O general minimizou, também, o risco de impeachment.
“As FFAA do Brasil não cumprem ordens absurdas, como p. ex. a tomada de Poder. Também não aceitam tentativas de tomada de Poder por outro Poder da República, ao arrepio das Leis, ou por conta de julgamentos políticos Jair Bolsonaro no Twitter em reação à decisão
Ramos destacou que “Rodrigo Maia (presidente da Câmara) disse que não vai pôr para votar os pedidos [de impeachment] contra Bolsonaro” e pediu que o TSE assuma postura semelhante.
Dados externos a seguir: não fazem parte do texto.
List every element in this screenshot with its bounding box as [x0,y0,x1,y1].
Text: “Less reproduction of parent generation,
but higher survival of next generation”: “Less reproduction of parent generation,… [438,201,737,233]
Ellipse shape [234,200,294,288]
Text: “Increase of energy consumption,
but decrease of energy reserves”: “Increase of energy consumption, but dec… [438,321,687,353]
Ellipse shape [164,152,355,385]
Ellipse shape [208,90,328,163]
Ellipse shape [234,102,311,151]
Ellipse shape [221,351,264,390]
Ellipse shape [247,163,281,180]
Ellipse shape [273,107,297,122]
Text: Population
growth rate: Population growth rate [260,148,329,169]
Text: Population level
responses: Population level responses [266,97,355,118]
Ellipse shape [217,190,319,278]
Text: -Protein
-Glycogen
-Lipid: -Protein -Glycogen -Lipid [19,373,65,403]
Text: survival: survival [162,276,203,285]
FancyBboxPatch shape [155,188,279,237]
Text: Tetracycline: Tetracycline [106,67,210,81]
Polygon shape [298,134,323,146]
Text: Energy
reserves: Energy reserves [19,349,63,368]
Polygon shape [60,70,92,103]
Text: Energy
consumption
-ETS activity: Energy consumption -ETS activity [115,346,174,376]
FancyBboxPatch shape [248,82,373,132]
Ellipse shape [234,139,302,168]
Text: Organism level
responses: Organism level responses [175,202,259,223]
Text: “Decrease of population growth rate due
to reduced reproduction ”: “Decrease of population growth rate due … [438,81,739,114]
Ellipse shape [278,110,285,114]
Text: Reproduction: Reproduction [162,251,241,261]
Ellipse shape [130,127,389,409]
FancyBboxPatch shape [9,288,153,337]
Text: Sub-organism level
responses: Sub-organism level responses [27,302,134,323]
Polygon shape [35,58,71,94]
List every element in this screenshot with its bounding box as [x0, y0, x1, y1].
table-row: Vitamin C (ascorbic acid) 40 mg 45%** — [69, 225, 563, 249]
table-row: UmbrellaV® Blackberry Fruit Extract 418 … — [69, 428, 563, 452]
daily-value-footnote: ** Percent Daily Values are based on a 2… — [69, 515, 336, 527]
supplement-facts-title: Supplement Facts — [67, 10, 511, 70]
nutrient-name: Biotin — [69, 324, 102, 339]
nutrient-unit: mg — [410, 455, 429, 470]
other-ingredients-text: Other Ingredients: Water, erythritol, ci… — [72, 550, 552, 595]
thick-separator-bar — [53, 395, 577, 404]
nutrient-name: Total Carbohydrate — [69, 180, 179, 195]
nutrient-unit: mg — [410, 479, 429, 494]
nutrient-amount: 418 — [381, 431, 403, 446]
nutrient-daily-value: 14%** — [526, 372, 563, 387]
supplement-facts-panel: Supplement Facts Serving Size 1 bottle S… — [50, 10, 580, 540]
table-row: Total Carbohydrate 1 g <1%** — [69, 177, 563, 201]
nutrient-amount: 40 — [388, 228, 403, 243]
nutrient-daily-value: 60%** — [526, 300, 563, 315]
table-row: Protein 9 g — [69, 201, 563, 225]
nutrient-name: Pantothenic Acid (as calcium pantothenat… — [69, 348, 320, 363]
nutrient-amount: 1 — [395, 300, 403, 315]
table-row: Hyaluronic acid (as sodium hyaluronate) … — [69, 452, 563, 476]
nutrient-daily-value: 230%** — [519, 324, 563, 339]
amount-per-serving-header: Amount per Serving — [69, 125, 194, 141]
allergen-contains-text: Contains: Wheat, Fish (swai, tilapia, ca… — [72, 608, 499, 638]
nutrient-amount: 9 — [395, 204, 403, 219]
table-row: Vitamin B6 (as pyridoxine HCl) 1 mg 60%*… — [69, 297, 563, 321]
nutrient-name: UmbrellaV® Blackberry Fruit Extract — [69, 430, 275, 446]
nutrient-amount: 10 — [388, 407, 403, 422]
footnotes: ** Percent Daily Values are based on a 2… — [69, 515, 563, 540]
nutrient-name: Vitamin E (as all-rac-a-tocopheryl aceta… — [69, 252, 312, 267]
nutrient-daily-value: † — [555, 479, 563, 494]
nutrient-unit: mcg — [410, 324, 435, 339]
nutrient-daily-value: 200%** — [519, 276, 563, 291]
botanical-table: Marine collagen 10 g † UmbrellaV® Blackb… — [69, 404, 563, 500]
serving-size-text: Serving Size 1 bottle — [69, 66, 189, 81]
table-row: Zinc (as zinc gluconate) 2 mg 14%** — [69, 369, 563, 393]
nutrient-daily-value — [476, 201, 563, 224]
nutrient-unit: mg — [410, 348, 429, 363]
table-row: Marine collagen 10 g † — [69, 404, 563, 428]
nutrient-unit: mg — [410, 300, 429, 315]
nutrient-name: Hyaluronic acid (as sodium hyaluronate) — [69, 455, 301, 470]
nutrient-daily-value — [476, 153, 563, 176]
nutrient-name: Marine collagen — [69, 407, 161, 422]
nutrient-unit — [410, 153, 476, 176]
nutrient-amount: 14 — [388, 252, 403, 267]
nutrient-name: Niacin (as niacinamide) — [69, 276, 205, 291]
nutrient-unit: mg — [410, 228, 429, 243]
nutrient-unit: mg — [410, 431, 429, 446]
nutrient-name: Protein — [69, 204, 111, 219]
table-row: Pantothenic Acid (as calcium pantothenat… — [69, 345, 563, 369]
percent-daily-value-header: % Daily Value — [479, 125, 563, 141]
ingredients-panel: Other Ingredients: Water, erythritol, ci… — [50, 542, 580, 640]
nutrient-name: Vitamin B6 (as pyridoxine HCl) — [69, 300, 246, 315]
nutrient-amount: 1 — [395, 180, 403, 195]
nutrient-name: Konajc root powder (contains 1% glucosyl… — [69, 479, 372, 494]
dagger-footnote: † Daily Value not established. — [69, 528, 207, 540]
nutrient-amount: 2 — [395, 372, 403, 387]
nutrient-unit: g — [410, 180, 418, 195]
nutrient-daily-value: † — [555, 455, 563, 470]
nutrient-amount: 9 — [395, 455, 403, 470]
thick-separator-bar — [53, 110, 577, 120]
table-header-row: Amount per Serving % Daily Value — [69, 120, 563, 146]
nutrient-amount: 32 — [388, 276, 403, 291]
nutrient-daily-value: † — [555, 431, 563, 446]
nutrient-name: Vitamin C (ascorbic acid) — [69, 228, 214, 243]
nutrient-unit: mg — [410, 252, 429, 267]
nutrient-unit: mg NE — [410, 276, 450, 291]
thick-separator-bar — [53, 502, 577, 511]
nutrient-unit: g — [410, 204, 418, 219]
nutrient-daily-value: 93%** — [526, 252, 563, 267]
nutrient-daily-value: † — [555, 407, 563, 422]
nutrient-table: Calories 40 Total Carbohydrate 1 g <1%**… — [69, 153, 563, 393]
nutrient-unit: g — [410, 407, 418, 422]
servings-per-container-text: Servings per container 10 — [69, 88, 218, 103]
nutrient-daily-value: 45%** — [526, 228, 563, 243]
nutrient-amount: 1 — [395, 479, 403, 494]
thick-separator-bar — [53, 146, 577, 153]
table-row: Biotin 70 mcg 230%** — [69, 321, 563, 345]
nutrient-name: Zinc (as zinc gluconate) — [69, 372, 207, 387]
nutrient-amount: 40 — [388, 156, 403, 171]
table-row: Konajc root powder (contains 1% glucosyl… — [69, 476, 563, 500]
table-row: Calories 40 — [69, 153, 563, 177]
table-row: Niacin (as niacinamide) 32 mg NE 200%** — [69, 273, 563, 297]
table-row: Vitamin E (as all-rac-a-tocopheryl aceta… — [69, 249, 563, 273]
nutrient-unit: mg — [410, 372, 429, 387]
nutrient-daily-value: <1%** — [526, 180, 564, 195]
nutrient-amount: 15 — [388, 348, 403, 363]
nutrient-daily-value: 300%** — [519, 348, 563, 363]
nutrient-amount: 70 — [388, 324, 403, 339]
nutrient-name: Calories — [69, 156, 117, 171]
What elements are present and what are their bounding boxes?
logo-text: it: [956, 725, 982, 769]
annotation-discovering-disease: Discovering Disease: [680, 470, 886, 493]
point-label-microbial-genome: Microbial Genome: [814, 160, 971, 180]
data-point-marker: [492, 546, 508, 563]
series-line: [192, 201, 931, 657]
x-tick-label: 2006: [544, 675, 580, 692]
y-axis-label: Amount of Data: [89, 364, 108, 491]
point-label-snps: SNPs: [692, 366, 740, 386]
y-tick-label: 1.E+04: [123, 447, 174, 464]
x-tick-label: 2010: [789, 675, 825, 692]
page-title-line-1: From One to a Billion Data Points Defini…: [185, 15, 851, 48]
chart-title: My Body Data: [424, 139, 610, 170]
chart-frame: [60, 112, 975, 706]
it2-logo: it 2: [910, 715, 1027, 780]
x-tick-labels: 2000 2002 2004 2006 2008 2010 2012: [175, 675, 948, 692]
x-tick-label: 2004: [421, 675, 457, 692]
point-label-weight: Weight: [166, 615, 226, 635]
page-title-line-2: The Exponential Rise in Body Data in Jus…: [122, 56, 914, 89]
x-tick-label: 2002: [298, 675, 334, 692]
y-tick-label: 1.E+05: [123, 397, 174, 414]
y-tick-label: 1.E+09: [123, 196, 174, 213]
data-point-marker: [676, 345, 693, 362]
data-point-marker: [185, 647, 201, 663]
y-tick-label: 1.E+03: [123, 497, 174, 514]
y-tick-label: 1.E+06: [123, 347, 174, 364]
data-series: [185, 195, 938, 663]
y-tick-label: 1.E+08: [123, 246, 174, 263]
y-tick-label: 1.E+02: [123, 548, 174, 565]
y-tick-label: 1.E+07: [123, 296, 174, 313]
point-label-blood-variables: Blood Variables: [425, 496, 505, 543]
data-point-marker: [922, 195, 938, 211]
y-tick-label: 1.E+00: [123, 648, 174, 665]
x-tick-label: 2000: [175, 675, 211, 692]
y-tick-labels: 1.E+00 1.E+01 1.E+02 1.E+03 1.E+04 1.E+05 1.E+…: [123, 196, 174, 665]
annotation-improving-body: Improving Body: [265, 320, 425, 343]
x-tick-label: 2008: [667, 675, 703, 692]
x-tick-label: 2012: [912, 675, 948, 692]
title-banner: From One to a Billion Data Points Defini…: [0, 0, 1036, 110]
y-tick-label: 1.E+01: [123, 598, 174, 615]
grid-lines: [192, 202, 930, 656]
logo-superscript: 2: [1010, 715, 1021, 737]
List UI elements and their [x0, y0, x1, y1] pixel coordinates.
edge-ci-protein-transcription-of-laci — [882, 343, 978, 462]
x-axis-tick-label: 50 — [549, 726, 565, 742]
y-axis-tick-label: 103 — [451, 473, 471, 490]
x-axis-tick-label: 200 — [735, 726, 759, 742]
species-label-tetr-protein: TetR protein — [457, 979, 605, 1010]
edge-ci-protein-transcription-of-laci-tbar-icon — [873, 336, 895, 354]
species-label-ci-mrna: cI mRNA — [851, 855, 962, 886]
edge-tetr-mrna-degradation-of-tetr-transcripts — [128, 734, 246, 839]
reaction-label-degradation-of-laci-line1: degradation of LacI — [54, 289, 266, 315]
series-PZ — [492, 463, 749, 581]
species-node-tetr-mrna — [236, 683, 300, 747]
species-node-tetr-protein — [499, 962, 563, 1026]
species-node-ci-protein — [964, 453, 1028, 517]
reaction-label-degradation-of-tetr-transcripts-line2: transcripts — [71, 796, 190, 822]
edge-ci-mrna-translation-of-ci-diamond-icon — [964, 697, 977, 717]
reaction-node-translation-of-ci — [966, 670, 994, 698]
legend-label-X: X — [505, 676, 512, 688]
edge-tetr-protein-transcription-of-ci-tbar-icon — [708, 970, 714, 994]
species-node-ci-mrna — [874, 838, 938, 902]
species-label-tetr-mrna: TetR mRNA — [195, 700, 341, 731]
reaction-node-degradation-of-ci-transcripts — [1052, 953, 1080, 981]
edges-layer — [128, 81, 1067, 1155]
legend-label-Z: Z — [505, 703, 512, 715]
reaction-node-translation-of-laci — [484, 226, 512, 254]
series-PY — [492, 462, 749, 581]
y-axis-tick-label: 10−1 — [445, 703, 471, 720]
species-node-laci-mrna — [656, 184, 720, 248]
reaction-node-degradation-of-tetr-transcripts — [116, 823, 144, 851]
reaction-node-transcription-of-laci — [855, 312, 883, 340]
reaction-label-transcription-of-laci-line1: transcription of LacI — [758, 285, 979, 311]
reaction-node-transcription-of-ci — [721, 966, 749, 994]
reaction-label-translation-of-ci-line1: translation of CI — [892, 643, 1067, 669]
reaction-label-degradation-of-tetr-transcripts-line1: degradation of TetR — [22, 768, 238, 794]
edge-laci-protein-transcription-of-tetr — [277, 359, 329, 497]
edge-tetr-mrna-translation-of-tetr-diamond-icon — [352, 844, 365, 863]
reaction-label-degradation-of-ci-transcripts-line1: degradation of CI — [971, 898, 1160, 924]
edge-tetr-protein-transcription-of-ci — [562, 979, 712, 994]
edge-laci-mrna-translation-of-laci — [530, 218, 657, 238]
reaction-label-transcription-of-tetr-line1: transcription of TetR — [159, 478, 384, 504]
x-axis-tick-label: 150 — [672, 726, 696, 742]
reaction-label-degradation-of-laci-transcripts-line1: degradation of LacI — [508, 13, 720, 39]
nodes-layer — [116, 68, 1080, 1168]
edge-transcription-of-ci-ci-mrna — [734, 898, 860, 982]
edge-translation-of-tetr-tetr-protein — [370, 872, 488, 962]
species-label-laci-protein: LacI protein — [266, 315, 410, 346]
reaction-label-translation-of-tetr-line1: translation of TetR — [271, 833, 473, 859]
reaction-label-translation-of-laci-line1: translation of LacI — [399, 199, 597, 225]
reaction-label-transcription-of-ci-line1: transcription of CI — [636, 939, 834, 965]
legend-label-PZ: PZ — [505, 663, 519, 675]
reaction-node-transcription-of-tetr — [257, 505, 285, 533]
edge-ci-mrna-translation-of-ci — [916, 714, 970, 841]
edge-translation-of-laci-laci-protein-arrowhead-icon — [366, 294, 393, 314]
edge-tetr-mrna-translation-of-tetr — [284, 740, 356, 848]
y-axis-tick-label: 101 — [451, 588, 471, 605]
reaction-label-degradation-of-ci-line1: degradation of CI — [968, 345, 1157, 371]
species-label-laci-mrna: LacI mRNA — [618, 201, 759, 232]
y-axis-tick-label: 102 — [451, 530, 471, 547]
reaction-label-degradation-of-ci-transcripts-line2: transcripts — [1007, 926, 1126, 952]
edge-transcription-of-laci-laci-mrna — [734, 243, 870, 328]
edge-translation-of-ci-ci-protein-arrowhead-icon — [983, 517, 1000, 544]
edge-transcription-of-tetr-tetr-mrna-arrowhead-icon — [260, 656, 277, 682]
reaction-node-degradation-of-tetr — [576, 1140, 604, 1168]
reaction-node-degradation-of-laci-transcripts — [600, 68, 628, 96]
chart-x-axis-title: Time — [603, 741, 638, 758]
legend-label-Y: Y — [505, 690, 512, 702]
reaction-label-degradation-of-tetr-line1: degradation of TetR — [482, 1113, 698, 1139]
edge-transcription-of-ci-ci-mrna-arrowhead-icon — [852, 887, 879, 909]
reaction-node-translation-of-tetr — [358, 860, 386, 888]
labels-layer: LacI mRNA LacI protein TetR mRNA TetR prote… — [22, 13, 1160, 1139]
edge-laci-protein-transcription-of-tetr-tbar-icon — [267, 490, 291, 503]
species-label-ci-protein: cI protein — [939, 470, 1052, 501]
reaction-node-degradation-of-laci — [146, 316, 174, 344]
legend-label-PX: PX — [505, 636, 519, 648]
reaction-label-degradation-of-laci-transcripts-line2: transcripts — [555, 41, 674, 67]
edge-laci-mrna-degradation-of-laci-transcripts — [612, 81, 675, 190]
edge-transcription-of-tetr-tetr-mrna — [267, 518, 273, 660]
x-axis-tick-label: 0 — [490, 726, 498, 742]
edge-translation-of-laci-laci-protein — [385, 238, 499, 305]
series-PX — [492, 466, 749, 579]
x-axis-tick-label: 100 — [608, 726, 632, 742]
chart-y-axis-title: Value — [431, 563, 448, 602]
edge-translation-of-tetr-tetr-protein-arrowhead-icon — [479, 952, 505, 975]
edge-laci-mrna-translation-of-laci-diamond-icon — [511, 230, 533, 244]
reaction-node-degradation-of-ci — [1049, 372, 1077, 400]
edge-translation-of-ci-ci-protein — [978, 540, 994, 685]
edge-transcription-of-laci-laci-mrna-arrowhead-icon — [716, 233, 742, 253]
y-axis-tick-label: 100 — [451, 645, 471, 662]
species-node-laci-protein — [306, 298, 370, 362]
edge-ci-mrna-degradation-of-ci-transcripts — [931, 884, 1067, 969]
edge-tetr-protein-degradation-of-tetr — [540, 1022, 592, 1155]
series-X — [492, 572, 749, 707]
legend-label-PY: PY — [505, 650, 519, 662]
O general ainda afirmou que pedirá para ser transferido para a reserva do Exército, para que suas decisões como ministro não sejam associadas às Forças Armadas.
Ele citou a ocasião em que acompanhou o presidente em um ato favorável ao governo e que atacava o Congresso Nacional e o STF (Supremo Tribunal Federal).
“Fui muito criticado no dia seguinte, inclusive pelos meus companheiros de farda. Não me sinto bem. Não tenho direito de estar aqui como ministro e haver qualquer leitura equivocada de que estou aqui como Exército ou como general.”
“Por isso, já conversei com o ministro da Defesa e com o comandante do Exército. Devo pedir para ir para a reserva. Estou tomando essa decisão porque acredito que o governo deu certo e vai dar certo. O meu coração e o sentimento querem que eu esteja aqui com o presidente”, disse Ramos.
A ida de Ramos à reserva, segundo o general disse à Folha, ocorre porque ele quer se sentir “um cidadão”.
A decisão de Ramos reflete um desconforto grande no serviço ativo das Forças com a excessiva identificação entre os militares e o governo Bolsonaro.
Agora, sobra em cargo de primeiro escalão o ministro interino da Saúde, general
Eduardo Pazuello.
Ele vive uma situação inusitada: é hierarquicamente superior no governo ao comandante do Exército, Edson Leal Pujol, mas seu subordinado –é um general de três estrelas, e Ramos ostenta as quatro que simbolizam o topo da carreira.
Os incômodos na ativa pioraram quando Bolsonaro cogitou trocar Pujol por Ramos, algo que o ministro nega ter acontecido.
O secretário de Governo acaba de perder poder, com a retirada da área de propaganda institucional de sua pasta para o recriado Ministério das Comunicações.
Ramos minimizou: “Esquece, falei hoje com o presidente. A relação com ele continua sólida como sempre. Sempre que o presidente demonstra apreço por mim aparecem esses boatos”.
Parlamentares da oposição reagiram ao que consideraram uma ameaça do ministro. Presidente nacional do PT, a deputada Gleisi Hoffmann (PR) contestou Ramos em rede social.
“E o que é esticar a corda general? Investigar os crimes praticados pelo presidente que tutelam? Julgar as ações de crimes eleitorais praticados pela chapa Bolsonaro/Mourão?”, escreveu.
O líder do PSB na Câmara, deputado Alessandro Molon (RJ), também fez críticas. “O ministro diz que não haverá golpe, mas condiciona isso a calar a oposição. Ou seja, faz uma ameaça caso Bolsonaro não tenha carta branca para continuar rasgando a Constituição”, disse.